A number consist of 3 digits.The middle digit is 0 and the sum of the first and last digits is 13.If the digits are reversed the number is increased by 297.Find the original number.MY SOLUTION: let x=the 1st digit & y=last digit x+y=13 i.e eqn1 & pls help
ok. you have
x+y = 13
The value of the number is 100x+y
So, reversed, it's 100y+x. So, your second equation is
100y+x = 100x+y + 297
Now just solve for x and y.
Great it is confusing some how
To solve this problem, we can use a system of equations.
Let's represent the three-digit number as "xyz," where x is the first digit, y is the second digit (which is 0), and z is the third digit.
We are given two conditions:
1. The sum of the first and last digits is 13: x + z = 13 (equation 1).

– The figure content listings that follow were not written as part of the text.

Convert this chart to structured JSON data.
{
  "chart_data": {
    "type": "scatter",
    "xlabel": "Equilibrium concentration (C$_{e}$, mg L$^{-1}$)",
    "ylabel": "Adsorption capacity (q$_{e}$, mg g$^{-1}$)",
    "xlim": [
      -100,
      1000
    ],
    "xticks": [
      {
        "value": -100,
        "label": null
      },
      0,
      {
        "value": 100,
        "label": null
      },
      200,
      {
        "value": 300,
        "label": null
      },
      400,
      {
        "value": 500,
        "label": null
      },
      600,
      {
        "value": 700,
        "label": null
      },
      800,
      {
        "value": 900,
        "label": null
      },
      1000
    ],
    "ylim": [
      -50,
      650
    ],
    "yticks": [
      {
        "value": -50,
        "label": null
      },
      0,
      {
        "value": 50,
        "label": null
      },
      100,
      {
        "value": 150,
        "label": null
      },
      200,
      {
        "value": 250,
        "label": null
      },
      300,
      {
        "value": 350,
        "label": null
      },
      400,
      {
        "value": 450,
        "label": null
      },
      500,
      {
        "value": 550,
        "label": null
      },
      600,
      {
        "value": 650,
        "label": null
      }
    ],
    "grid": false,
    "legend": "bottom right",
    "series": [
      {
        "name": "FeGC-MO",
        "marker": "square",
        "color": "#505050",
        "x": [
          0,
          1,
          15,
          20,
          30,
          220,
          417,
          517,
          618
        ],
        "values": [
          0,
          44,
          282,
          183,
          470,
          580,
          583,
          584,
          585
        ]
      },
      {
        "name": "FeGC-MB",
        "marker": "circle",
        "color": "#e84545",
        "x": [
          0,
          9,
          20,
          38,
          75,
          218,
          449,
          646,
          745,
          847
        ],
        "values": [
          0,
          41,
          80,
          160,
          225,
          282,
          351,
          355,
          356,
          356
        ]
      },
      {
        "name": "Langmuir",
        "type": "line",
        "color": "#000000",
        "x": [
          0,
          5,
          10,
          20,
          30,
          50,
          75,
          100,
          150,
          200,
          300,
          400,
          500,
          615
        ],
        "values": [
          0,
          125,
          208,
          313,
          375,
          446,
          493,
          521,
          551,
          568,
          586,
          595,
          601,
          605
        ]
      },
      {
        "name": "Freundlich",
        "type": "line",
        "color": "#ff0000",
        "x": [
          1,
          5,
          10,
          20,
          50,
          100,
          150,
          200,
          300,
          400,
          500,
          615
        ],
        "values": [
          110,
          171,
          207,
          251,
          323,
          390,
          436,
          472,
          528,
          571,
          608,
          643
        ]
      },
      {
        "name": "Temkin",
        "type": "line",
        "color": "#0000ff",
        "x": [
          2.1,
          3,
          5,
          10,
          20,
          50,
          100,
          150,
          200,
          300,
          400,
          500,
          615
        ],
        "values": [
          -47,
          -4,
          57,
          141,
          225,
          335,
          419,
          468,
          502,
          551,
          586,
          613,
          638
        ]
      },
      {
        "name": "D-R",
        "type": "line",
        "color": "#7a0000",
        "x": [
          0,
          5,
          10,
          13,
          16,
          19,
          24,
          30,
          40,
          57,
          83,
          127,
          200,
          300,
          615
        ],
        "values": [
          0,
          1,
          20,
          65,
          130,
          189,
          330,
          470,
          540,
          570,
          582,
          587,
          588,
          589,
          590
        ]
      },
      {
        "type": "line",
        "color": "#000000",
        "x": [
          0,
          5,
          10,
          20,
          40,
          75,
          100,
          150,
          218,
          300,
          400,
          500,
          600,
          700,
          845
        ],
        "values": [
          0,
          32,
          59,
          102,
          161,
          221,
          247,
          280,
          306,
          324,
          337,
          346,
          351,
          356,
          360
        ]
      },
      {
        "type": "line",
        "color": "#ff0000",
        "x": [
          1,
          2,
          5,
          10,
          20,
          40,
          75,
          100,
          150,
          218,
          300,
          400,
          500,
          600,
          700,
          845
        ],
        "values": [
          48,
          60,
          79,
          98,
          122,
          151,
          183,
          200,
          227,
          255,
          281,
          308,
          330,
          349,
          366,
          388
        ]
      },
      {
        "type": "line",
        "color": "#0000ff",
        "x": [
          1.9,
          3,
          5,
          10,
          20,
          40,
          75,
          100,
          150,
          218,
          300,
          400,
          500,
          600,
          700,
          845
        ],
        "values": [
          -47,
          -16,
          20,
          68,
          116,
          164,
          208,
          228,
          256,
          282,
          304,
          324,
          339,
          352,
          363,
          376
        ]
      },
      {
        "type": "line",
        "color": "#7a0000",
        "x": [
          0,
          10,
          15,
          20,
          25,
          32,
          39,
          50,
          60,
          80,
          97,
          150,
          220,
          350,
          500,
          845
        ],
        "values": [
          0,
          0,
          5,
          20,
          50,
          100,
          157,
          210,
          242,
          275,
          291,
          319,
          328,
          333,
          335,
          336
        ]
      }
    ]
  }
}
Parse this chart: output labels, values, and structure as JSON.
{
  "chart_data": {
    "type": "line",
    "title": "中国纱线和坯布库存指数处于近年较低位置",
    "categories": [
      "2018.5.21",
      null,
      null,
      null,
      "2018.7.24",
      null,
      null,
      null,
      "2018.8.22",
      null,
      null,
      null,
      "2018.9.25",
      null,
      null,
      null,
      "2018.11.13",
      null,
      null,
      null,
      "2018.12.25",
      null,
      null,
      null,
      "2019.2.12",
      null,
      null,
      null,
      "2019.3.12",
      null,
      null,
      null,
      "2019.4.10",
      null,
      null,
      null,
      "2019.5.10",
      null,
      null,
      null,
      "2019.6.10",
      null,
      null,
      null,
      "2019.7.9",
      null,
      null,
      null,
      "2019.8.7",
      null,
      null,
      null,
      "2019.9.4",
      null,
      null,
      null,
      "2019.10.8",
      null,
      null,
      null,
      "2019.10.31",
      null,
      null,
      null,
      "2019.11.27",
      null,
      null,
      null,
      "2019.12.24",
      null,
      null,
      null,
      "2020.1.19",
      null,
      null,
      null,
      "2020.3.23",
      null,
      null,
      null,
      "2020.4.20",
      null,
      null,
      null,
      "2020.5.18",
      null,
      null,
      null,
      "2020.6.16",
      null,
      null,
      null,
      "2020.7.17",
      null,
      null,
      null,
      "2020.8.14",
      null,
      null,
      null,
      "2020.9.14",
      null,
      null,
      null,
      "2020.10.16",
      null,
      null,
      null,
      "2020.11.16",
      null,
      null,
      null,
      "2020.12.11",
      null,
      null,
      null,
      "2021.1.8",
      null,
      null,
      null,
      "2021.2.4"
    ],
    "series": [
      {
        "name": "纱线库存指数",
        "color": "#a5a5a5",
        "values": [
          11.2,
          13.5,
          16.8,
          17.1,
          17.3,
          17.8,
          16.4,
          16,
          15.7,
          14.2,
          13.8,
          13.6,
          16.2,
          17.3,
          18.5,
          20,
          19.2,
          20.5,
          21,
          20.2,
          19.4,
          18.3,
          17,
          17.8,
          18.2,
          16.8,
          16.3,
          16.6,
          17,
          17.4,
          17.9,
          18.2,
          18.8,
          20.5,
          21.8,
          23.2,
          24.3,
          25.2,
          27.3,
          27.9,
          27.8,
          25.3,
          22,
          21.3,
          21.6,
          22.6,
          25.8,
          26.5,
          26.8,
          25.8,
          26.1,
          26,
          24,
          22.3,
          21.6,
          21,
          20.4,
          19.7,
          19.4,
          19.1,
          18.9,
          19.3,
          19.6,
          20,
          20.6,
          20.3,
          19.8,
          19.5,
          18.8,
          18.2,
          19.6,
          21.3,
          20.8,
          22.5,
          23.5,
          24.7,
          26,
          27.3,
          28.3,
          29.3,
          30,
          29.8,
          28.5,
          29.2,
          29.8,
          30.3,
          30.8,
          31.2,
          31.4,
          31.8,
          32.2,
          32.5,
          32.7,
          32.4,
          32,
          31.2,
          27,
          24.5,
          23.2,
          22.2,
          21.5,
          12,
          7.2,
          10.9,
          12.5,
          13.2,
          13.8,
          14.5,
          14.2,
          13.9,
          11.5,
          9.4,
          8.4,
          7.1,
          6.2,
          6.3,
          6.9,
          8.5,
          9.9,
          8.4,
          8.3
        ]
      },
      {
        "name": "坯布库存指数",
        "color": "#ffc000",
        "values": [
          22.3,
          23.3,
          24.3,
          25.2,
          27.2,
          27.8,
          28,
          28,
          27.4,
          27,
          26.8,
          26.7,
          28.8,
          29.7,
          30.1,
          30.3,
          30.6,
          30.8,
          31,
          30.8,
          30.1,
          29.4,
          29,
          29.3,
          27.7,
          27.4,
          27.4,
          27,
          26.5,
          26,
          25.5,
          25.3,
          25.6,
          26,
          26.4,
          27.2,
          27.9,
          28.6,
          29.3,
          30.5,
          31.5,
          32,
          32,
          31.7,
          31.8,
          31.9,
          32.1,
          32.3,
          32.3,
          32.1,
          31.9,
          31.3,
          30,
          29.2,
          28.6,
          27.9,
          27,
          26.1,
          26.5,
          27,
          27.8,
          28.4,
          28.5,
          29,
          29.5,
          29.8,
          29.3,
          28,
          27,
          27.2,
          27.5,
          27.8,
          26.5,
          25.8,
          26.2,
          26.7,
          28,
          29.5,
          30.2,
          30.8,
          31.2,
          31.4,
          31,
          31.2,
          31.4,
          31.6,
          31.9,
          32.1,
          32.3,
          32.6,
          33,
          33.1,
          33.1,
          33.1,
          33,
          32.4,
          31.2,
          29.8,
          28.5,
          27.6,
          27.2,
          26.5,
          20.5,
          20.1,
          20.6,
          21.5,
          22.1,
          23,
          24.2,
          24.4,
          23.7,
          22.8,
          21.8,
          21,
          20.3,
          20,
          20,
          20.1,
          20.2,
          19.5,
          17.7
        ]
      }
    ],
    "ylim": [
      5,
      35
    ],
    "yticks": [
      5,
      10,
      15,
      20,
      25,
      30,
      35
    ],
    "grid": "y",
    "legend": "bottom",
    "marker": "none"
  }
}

2. When the digits are reversed, the number is increased by 297: 100z + 10y + x = 100x + 10y + z + 297 (equation 2).
Since y = 0, we can simplify equation 2 to: 100z + x = 100x + z + 297.
Now, let's rearrange equation 1 to express x in terms of z: x = 13 - z.
Substitute this value of x into the simplified equation 2: 100z + (13 - z) = 100(13 - z) + z + 297.
Now, solve for z:
100z + 13 - z = 1300 - 100z + z + 297.
99z + 13 = 1597 - 99z.
99z + 99z = 1597 - 13.
198z = 1584.
z = 1584 / 198.
z = 8.
Now that we have z, we can substitute it back into equation 1 to find x:
x + 8 = 13.
x = 13 - 8.
x = 5.
Therefore, the original number is 508.